Les données de recherche sur les cours de cuisine à Shibuya montrent une chose inhabituelle : l’intérêt est plus fort en français, allemand, italien et espagnol qu’en anglais.
La cuisine japonaise est racontée en Europe depuis des décennies, et « apprendre à la faire sur place » est devenue une idée installée. Les cours se tiennent en anglais, mais comme l’apprentissage passe largement par l’observation et l’imitation, cela pèse moins qu’on ne le croit.
Ce qu’on peut préparer
Matcha et wagashi (45 min – 1 h) — L’option la plus courte et la plus facile à caser. Vous battez le matcha avec les ustensiles adéquats et l’accompagnez d’une pâtisserie japonaise. Détaillé dans matcha et cérémonie du thé.
Sushi (2–3 h) — Travail du riz, découpe du poisson, façonnage du nigiri. La catégorie la plus demandée. Poisson cru oblige, on mange sur place.
Ramen (2–3 h) — Bouillon, nouilles, garnitures. Moins de la cuisine familiale qu’un procédé artisanal, et il faut du temps pour comprendre les étapes.
Cuisine familiale (environ 2 h) — On commence par le dashi, puis soupe miso, mijotés, riz assaisonné. C’est la catégorie que vous avez le plus de chances de refaire une fois rentré.

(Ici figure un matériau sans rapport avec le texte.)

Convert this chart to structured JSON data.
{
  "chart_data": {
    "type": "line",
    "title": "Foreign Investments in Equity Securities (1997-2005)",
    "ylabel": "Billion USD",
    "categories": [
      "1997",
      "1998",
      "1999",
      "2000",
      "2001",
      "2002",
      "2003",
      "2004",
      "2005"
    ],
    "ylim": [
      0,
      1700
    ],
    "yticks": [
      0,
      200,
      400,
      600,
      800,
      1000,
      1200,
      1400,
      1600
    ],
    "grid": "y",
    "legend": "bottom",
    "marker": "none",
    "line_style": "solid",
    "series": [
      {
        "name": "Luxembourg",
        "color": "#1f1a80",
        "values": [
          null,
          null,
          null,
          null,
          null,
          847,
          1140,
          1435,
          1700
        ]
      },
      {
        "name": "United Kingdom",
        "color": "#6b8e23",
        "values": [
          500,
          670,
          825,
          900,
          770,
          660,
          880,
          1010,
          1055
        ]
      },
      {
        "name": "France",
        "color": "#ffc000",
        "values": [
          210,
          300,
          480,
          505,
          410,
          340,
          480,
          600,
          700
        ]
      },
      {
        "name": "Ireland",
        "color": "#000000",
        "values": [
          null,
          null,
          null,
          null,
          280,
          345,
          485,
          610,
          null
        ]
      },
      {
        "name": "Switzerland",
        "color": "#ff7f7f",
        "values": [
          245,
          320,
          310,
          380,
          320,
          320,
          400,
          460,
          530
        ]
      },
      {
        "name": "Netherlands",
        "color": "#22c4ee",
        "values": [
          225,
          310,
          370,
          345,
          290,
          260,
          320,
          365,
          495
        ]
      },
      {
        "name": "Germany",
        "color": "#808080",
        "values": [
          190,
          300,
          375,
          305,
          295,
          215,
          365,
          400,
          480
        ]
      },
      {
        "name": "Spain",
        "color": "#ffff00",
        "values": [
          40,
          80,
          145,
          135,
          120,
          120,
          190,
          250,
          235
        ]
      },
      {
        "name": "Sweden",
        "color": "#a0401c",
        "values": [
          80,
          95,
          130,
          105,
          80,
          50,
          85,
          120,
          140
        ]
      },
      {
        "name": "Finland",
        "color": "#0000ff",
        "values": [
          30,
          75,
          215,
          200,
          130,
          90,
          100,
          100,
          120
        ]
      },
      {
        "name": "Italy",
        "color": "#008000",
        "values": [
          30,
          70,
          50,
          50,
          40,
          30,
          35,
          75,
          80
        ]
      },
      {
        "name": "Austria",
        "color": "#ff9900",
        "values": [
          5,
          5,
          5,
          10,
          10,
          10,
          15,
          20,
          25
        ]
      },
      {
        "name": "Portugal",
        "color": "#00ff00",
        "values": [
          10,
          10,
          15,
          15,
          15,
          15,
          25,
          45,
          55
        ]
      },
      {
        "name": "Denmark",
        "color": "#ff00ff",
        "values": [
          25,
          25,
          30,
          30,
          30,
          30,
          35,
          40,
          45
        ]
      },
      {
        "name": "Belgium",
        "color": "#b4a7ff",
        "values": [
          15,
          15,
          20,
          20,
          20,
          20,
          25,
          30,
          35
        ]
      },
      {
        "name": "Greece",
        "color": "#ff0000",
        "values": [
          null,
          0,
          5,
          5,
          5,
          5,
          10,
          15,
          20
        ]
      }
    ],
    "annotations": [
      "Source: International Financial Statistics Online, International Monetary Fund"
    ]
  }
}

Wagashi (1–2 h) — Nerikiri et apparentés, où l’essentiel du savoir-faire porte sur l’apparence. Souvent emportables, donc aussi un souvenir.
Réserver
Les cours de cuisine sont les activités de Shibuya les plus difficiles à obtenir, à cause de la taille des groupes.
- Capacité par séance : de quelques personnes à une douzaine
- Week-ends et jours fériés : une à deux semaines d’avance
- En semaine : parfois quelques jours suffisent
- Saisons des cerisiers et des érables : plus tôt
Comme les ingrédients sont achetés à l’avance, les conditions d’annulation peuvent être plus strictes qu’ailleurs. Lisez-les avant de vous engager.
Déclarer ses contraintes alimentaires
C’est l’étape la plus souvent oubliée.
La base de la cuisine japonaise est le dashi, et la plupart des dashi sont faits de flocons de bonite ou de sardines séchées. « Sans viande » ne rend pas un plat végétarien. Demandez explicitement si le bouillon peut passer à une base de kombu.
À déclarer à la réservation : végétarien/végétalien (bouillon compris), halal/casher, allergies aux crustacés, sarrasin, œufs, produits laitiers, blé, et l’impossibilité éventuelle de manger du poisson cru.
Le déclarer le jour même ne fonctionne pas. Les courses sont faites. Le champ commentaires du formulaire est la voie fiable.
L’intégrer à la journée
Ce que vous cuisinez devient le repas. Dans un cours de deux à trois heures, vous mangez votre production vers la fin. Réserver un restaurant juste après, c’est ne pas pouvoir finir.
Habillez-vous en conséquence. Les tabliers sont fournis ; l’huile atteint quand même poignets et chaussures. Pas de blanc.
Vérifiez ce que vous pouvez emporter. Wagashi et nouilles voyagent parfois ; les sushi non.
Cours ou visite gastronomique
Pour « comprendre la cuisine japonaise », il existe deux voies.
| Cours de cuisine | Visite gastronomique | |
|---|---|---|
| Durée | 45 min – 3 h | 2–3 h |
| Ce qu’on apprend | La technique | Comment choisir les adresses, la culture |
| Ce qu’on mange | Un plat, fait par vous | Un peu dans plusieurs adresses |
| Reproductible chez soi | Oui | Non |
| Météo | Indifférente | Déterminante |
| Convient à | Qui cuisine | Qui veut marcher |
Les deux valent la peine. Vous apprenez la méthode en cours, vous voyez les vraies adresses en visite. Voir manger à Shibuya.
Une journée qui reste à Shibuya
- 10h00 Atelier de baguettes, une heure
- 12h00 Cours de cuisine, deux heures — c’est votre déjeuner
- 15h00 Matcha ou cérémonie du thé, 45 minutes
- 17h00 Shibuya Sky au coucher du soleil
- 19h30 Quelque chose de léger dans les yokocho
Le déjeuner étant réglé par le cours, la plupart des gens ne veulent qu’un repas léger le soir.
Sources
Durées, langues et tailles de groupes reflètent la tendance générale affichée sur les pages de réservation au 3 septembre 2026. Chaque école fixe ses propres conditions : consultez la fiche du produit. Ce site n’exploite aucun cours.